The CUP was in a state of shock and they felt that they have been lied to by the army commander Enver Pasha who had stated that Turkey and the other Central Powers were winning! The Turks feared that they would be cut off and invaded from the Balkans now that Bulgaria was out of the war. In particular, they feared that Constantinople would be besieged by the allies who could march on the Turkish Capital now that Bulgaria was no longer in the war. The Ottomans were also running low on fuel and ammunition and if Germany surrendered they would effectively have no supplies. Members of the government later claimed that if they had known the state of the war that they would have sought a peace much earlier. The government decided to resign en masse and this was a sign to the allies that the country wanted to negotiate. A new Vizier or prime minister was appointed and he was under orders from the Sultan to secure a peace with the allies.

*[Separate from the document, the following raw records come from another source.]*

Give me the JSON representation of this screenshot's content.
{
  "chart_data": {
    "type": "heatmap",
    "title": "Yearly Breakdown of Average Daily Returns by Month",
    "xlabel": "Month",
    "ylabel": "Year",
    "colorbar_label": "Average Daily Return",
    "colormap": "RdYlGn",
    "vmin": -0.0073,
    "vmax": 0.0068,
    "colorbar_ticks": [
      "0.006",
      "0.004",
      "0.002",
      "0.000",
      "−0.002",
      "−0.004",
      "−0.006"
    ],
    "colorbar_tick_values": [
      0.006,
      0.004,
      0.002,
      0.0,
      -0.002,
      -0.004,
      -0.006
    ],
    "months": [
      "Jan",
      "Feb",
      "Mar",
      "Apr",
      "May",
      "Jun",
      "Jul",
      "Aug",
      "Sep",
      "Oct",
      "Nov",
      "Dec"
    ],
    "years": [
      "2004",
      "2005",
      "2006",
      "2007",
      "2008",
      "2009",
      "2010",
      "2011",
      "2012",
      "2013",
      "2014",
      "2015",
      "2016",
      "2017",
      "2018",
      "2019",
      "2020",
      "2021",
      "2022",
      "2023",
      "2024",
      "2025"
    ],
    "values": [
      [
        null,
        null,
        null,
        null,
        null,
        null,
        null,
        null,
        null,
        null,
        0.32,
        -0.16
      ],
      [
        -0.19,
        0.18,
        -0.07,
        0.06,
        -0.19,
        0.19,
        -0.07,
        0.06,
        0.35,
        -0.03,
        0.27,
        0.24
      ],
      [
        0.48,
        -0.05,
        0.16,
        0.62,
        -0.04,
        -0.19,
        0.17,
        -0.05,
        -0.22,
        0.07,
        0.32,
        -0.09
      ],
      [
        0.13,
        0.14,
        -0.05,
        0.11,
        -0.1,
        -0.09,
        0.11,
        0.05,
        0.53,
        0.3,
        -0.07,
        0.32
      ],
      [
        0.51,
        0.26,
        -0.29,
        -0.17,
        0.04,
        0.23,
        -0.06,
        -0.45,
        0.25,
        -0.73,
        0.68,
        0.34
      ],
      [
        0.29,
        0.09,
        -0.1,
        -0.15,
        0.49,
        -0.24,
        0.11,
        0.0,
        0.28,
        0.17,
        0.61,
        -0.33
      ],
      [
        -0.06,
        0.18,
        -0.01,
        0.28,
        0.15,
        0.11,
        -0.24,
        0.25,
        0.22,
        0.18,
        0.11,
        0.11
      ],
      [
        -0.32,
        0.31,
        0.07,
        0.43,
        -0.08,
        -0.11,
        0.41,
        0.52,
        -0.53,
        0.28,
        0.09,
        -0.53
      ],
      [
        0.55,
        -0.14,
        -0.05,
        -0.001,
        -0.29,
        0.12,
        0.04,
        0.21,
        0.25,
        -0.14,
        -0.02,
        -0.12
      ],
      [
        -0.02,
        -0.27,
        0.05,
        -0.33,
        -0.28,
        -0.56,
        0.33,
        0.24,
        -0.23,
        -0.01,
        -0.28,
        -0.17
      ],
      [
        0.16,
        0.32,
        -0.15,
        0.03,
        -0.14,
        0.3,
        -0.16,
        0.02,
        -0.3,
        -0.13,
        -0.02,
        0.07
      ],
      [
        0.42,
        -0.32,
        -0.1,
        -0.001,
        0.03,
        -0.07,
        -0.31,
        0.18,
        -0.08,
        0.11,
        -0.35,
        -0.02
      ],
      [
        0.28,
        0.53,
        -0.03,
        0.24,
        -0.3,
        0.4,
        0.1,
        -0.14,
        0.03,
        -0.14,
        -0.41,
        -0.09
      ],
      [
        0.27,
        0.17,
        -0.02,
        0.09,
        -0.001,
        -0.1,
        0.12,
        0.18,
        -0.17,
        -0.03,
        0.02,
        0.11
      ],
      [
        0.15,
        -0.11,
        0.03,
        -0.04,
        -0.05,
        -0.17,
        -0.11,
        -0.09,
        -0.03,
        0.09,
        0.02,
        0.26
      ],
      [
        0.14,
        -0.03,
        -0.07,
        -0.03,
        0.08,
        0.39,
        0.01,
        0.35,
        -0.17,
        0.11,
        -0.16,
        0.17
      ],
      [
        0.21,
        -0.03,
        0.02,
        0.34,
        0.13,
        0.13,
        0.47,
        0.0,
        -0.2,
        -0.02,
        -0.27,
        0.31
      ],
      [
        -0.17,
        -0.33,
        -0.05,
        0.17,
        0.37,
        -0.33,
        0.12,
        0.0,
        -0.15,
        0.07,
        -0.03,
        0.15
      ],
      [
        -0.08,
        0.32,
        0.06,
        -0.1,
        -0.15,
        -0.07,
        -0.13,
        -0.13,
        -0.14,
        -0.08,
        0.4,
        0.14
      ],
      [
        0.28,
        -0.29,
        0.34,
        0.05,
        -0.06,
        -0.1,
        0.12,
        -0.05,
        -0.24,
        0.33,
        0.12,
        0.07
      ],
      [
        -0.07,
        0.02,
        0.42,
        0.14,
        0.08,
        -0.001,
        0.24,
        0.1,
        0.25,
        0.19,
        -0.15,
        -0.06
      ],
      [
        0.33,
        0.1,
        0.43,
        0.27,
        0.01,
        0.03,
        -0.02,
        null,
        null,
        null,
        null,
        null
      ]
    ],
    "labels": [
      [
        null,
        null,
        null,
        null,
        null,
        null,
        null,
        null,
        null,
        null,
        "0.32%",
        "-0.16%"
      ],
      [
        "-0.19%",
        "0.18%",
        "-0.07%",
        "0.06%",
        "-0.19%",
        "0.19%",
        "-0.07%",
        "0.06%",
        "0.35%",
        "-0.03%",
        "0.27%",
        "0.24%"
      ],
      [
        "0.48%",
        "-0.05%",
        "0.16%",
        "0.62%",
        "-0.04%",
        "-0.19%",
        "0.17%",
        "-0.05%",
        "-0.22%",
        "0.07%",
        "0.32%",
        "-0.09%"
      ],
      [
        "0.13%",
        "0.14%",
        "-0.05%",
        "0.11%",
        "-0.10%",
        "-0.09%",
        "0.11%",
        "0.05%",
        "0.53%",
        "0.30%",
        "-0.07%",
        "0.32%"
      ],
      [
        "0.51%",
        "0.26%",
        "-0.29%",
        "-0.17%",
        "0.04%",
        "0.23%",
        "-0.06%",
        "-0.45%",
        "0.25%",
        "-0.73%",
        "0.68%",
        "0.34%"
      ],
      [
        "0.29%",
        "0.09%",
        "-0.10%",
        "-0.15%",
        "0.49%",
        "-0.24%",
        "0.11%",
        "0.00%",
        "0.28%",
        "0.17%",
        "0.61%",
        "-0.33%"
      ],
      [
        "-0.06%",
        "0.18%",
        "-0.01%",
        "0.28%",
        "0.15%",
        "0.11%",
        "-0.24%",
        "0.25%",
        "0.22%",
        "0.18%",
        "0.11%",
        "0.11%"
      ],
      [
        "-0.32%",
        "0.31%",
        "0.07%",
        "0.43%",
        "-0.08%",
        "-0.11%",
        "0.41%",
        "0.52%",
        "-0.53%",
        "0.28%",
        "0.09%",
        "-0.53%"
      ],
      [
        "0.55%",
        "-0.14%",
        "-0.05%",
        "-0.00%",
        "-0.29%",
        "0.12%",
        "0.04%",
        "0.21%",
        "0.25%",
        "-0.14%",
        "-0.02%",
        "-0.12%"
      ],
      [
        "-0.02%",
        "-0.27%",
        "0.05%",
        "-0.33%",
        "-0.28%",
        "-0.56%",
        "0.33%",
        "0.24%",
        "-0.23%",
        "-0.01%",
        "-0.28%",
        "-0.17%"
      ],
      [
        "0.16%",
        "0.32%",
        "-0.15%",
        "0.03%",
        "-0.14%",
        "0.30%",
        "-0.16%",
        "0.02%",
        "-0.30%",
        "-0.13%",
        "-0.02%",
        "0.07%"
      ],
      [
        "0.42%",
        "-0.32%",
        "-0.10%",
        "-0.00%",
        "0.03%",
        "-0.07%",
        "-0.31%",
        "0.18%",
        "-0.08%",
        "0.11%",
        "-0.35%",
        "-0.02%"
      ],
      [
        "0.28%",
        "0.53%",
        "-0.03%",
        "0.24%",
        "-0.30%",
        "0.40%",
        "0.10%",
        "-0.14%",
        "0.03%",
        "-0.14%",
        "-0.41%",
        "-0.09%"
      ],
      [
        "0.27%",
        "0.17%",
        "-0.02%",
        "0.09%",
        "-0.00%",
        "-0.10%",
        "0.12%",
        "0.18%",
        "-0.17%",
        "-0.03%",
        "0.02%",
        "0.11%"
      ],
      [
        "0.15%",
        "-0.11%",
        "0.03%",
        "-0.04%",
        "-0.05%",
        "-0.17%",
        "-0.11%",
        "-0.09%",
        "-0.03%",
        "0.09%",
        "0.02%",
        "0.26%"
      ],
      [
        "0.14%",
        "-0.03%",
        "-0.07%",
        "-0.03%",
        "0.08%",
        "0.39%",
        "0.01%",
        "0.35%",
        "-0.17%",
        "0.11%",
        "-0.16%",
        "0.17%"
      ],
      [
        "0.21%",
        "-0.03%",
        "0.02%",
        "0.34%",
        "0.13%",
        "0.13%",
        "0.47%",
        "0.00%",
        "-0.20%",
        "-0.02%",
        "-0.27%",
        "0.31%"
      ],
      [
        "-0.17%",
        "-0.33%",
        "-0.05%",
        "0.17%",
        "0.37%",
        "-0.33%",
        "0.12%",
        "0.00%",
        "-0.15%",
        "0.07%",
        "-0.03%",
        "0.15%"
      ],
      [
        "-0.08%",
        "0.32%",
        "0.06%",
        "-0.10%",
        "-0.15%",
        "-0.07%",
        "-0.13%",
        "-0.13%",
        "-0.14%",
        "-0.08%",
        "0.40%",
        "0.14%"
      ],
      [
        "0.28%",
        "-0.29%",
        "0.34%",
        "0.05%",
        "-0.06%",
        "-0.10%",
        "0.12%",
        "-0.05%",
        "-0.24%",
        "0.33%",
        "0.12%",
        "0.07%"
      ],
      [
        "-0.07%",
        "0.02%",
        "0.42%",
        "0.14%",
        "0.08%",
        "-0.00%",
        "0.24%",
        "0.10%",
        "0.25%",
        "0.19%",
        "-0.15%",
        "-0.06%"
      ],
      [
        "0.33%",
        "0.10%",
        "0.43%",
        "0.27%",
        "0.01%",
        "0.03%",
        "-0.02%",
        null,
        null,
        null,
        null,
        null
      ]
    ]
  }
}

On this date in 1918, the new Ottoman government sent Charles Townshend, a British general and POW, to approach the British. This General was captured in modern day Iraq, then known as Mesopotamia. He had led a British army into Mesopotamia and had seized Baghdad but eventually he and his army were surrounded by the Turks and much of it later surrendered at Kut-al-Amara in Mesopotamia in the spring of 1916. Townsend had surrendered wit the majority of his men in 1916. He had lived in a house in Constantinople and had become friendly with members of the elite and he was seen as an ideal envoy by the Turks. Townsend was sent by boat to the island of Mitylene in the Aegean Sea. He relayed the Turkish government’s terms and conditions to British diplomats. He told them that the Turks wanted to negotiate a peace deal but that they were also prepared to fight on. The Turks government demanded that they majority of their territories be retained by them and also possibly to receive some new territories in the Caucasus. However, the British were in no mood to give generous terms to the Turkish government as they and their allies, the French were in a strong position. General Allenby had seized Jerusalem and Damascus and their Arab allies had seized most of the old Ottoman lands in Arabia.

This Day In History: The Ottoman Turks Seek Peace With The Allies (1918)
General Townsend army in Iraq in 1916

The British and the French took their time to negotiate an armistice and it was not until the 30th of October that the actual armistice was signed. In the aftermath of the armistice, the Ottoman Empire fell into near anarchy and order was only restored under the government of Ataturk. The Ottoman Empire was partitioned between the British and the French. The armistice was the end of the Ottoman centuries-old domination of the Middle East and a new era in the regions history was ushered in.